Answer:
Proof in explanation.
Step-by-step explanation:
[tex]\frac{1}{\sec(x)-1}+\frac{1}{\sec(x)+1}[/tex]
I'm going to find a way to combine the fractions as one.
Multiply the first fraction by [tex]\frac{\sec(x)+1}{\sec(x)+1}[/tex] and multiply the second fraction by [tex]\frac{\sec(x)-1}{\sec(x)-1}[/tex].
[tex]\frac{\sec(x)-1}{(\sec(x)-1)(\sec(x)+1)}+\frac{\sec(x)+1}{(\sec(x)+1)(\sec(x)-1)}[/tex]
[tex]\frac{\sec(x)-1+\sec(x)+1}{(\sec(x)+1)(\sec(x)-1)}[/tex]
The bottom product can easily be determine since when multiplying the conjugate of [tex]a+b[/tex] which [tex]a-b[/tex], we only have to multiply first terms and then last terms giving us [tex]a^2-b^2[/tex].
[tex]\frac{2\sec(x)}{\sec^2(x)-1}[/tex]
Recall the Pythagorean Identity: [tex]1+\tan^2(x)=\sec^2(x)[/tex]

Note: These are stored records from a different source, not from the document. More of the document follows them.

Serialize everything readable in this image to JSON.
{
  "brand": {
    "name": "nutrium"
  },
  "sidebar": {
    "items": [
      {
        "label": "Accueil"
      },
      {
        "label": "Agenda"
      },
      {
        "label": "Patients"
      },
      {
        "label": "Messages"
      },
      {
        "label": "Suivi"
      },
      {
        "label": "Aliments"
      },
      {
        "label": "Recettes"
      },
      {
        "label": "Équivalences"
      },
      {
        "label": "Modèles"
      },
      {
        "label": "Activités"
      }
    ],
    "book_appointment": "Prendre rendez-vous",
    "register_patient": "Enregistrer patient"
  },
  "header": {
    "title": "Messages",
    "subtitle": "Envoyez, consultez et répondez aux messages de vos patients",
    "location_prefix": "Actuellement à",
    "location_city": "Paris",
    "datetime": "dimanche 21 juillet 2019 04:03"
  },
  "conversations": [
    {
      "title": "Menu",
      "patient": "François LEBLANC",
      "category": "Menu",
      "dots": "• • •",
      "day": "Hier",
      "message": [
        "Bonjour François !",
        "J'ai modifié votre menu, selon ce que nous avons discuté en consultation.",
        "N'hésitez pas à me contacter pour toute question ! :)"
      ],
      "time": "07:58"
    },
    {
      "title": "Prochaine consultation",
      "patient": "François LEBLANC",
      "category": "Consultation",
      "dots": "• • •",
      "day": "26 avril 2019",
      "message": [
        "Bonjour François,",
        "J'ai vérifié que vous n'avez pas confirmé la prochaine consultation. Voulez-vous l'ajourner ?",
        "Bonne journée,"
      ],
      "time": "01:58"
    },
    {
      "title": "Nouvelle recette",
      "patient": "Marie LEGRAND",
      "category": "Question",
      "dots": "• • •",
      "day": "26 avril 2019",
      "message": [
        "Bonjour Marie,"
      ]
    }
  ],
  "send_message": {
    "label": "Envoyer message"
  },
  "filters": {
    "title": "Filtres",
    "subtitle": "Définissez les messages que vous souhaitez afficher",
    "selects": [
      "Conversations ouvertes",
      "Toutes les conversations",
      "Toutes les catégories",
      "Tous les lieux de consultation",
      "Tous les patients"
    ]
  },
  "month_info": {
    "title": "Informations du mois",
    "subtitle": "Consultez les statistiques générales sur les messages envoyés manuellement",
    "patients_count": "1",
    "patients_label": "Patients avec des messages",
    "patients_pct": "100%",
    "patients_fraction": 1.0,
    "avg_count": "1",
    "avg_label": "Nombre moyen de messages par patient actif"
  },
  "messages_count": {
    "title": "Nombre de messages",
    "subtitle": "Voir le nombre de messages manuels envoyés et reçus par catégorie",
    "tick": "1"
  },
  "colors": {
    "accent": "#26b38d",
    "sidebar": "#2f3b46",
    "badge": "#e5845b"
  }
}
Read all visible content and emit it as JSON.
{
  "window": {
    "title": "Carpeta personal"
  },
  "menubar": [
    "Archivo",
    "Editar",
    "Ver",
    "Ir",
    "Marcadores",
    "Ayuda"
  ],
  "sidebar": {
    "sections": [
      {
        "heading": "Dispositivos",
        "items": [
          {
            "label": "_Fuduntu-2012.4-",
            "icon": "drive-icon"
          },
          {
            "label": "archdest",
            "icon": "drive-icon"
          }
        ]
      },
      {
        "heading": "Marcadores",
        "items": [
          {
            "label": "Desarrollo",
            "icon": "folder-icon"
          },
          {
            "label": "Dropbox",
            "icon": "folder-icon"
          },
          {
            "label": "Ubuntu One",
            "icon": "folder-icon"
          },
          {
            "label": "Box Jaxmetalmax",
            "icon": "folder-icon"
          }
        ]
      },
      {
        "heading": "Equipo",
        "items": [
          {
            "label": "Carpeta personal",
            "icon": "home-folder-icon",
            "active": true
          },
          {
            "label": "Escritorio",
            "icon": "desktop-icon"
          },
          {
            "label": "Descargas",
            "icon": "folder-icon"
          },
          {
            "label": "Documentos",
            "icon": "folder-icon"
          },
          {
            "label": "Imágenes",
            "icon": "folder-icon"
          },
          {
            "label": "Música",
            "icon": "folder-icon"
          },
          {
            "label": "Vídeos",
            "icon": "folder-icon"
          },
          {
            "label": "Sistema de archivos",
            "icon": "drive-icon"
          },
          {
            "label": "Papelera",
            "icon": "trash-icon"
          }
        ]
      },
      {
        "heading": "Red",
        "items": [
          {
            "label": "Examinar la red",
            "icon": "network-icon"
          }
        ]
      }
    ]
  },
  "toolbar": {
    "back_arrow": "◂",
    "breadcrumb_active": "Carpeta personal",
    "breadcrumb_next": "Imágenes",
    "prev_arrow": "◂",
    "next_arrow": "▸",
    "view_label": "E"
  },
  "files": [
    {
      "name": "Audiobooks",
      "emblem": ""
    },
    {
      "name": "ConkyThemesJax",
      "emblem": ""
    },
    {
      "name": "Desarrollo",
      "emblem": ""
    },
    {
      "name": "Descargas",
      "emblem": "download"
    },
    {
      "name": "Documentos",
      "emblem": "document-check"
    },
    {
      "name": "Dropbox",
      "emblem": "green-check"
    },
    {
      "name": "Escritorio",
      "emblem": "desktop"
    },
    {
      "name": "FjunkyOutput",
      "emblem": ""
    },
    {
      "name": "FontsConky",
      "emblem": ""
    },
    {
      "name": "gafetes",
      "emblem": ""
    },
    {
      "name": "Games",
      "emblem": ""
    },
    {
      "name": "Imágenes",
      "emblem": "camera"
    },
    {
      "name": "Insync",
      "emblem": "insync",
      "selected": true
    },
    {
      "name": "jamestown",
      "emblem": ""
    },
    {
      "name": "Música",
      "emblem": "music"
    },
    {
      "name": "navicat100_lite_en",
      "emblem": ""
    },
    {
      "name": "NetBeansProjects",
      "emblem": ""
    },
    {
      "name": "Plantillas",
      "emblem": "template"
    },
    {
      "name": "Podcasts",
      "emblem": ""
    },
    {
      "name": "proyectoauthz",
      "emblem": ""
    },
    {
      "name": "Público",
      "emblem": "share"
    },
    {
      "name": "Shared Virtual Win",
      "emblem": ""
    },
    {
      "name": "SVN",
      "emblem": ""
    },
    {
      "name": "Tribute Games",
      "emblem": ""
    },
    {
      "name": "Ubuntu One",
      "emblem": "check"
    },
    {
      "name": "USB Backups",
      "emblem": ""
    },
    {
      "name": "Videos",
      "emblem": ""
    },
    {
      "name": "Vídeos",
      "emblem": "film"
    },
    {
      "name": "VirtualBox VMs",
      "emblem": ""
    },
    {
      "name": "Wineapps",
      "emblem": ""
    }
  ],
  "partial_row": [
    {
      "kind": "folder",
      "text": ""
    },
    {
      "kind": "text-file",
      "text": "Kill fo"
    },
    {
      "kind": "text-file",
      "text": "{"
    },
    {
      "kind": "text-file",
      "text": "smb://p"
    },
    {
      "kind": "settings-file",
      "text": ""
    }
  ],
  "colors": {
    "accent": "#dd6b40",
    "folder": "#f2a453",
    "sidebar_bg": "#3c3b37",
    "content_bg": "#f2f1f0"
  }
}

So I can replace [tex]\sec^2(x)-1[/tex] with [tex]\tan^2(x)[/tex]:
[tex]\frac{2\sec(x)}{\tan^2(x)}[/tex]
[tex]2\sec(x) \cdot \frac{1}{\tan^2(x)}[/tex]
[tex]2\sec(x) \cdot \frac{\cos^2(x)}{\sin^2(x)}[/tex]
[tex]2 \sec(x) \cos(x) \cos(x) \frac{1}{\sin^2(x)}[/tex]
[tex]2 (\sec(x) \cos(x)) \cos(x) \frac{1}{\sin^2(x)}[/tex]
[tex]2(1)\cos(x)\csc^2(x)[/tex]
[tex]2\cos(x)\csc^2(x)[/tex]